(CNN) – O romance “O Conto da Aia”, escrito por Margaret Atwood, protagonizou uma notável escalada nas vendas após a reeleição do ex-presidente Donald Trump. Situada em uma sociedade totalitária, a obra saltou para o topo da lista de mais vendidos da Amazon, com um impressionante aumento de 6.866% nas vendas, conforme dados do site divulgados nas primeiras horas da manhã de quinta-feira. A obra nos remete a inquietações modernas, refletindo a inquietação do público com os atuais acontecimentos políticos. Em um único dia, “O Conto da Aia” passou da 209ª para a terceira posição da lista, ocupando atualmente o primeiro lugar nas categorias de ficção literária e ficção política da Amazon, além de estar na nona posição da lista de mais vendidos da Barnes & Noble.
A vitória de Trump, que superou a vice-presidente Kamala Harris na eleição realizada na terça-feira, culminou em seu segundo mandato não-consecutivo, uma reviravolta notável após sua derrota em 2020. A eleição foi marcada por questões cruciais, em especial os direitos reprodutivos, que geraram uma grande preocupação para Trump, uma vez que as pesquisas mostraram que os eleitores tendiam a favorecer Harris nesse aspecto. Apesar de sua promulgação de veto a um banimento federal ao aborto, Trump se atribuiu os créditos pela nomeação de três juízes conservadores que, em 2022, reverteram a decisão Roe v. Wade que assegurava o direito ao aborto.
“O Conto da Aia” apresenta um futuro teocrático e dominado por homens na América, onde a Constituição dos EUA é suspensa e a mídia sofre com a censura. Nesta realidade distópica, as mulheres, conhecidas como “aias”, são forçadas a gerar filhos para a classe dominante. O livro, frequentemente evocado nas conversas políticas atuais, provoca reflexões sobre os direitos das mulheres e suas implicações em tempos de adversidade e repressão.
As comparações com a obra de Atwood se tornaram ainda mais evidentes durante a corrida eleitoral, especialmente em relação aos direitos reprodutivos. Ao comentar a alta participação feminina nas votações, a ex-conselheira de Barack Obama, Valerie Jarrett, afirmou em entrevista que “as mulheres não querem viver em ‘O Conto da Aia’”. Entretanto, dados das pesquisas de saída revelaram que a vantagem de Harris entre mulheres não superou os índices de Joe Biden em 2020 ou de Hillary Clinton em 2016.

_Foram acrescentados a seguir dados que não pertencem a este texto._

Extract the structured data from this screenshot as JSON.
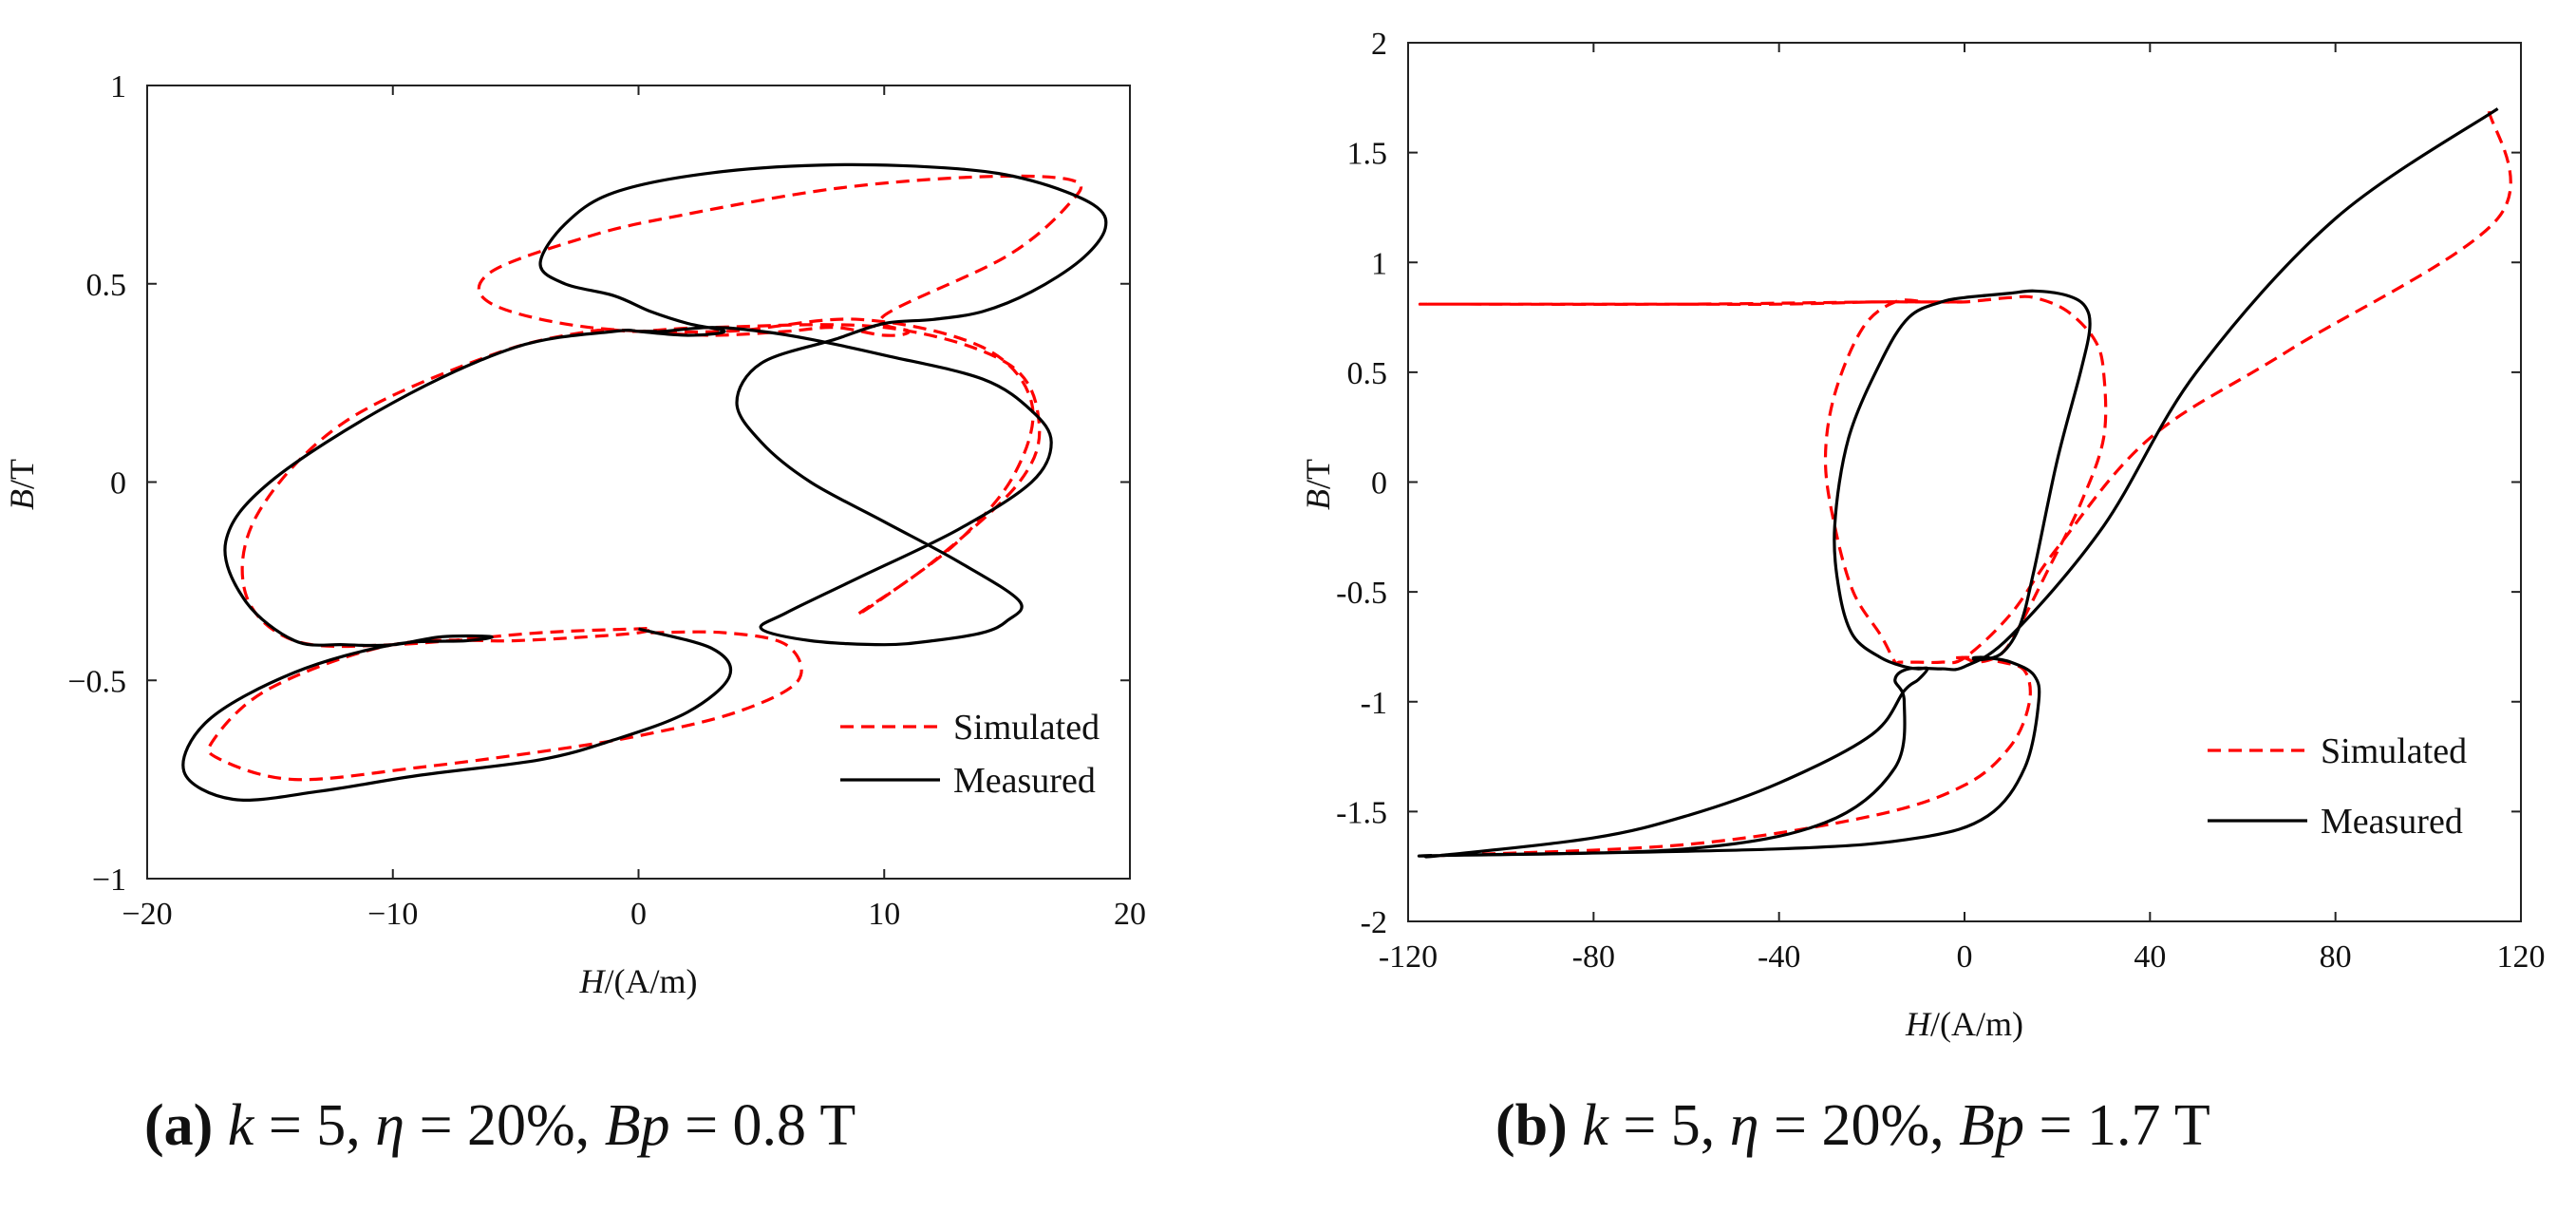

Atwood, uma defensora vocal dos direitos ao aborto, realmente se manifestou nas redes sociais. Antes das eleições, publicou uma caricatura política que mostrava mulheres vestidas com trajes de aia se dirigindo às urnas, trocando suas vestimentas por roupas normais ao deixarem a cabine de votação. Após a eleição, ela declarou: “Desespero não é uma opção”, ressaltando sua esperança e resiliência frente aos desafios futuros.
Não é a primeira vez que o livro de Atwood emerge nas discussões políticas. Mulheres envergando o icônico bonnet branco e o manto vermelho das aias tornaram-se presenças frequentes em protestos, desde a nomeação de Brett Kavanaugh ao Supremo Tribunal até a polêmica dissolução de Roe v. Wade em 2022. Os trajes tornaram-se símbolos de resistência e ativismo em meio ao que muitos consideram uma inquietante ascensão ao autoritarismo.
Além de “O Conto da Aia”, outras obras de ficção distópica como “1984”, de George Orwell, e “Fahrenheit 451”, de Ray Bradbury, também testemunharam um expressivo aumento nas vendas. O primeiro, assegurando uma alta de 250%, e o segundo, com um crescimento de 333% nas vendas na Amazon, colocam esses títulos em evidência na mente dos leitores, que buscam refletir sobre as realidades que atualmente cercam suas vidas.
O impacto das eleições foi tão profundo que também influenciou o aumento no uso de aplicativos voltados para o bem-estar mental. O aplicativo de meditação Calm, por exemplo, registrou um salto de 100 posições na App Store da Apple na noite da eleição, em parte devido a um comercial que oferecia aos espectadores “30 segundos de silêncio” em meio à incessante cobertura eleitoral.
Curiosamente, o atual livro mais vendido nas listas da Amazon e da Barnes & Noble é a memória da ex-primeira-dama Melania Trump, intitulada “Melania”, que atrai a atenção dos leitores em um momento de redobrada tensão e especulação em torno da figura do ex-presidente.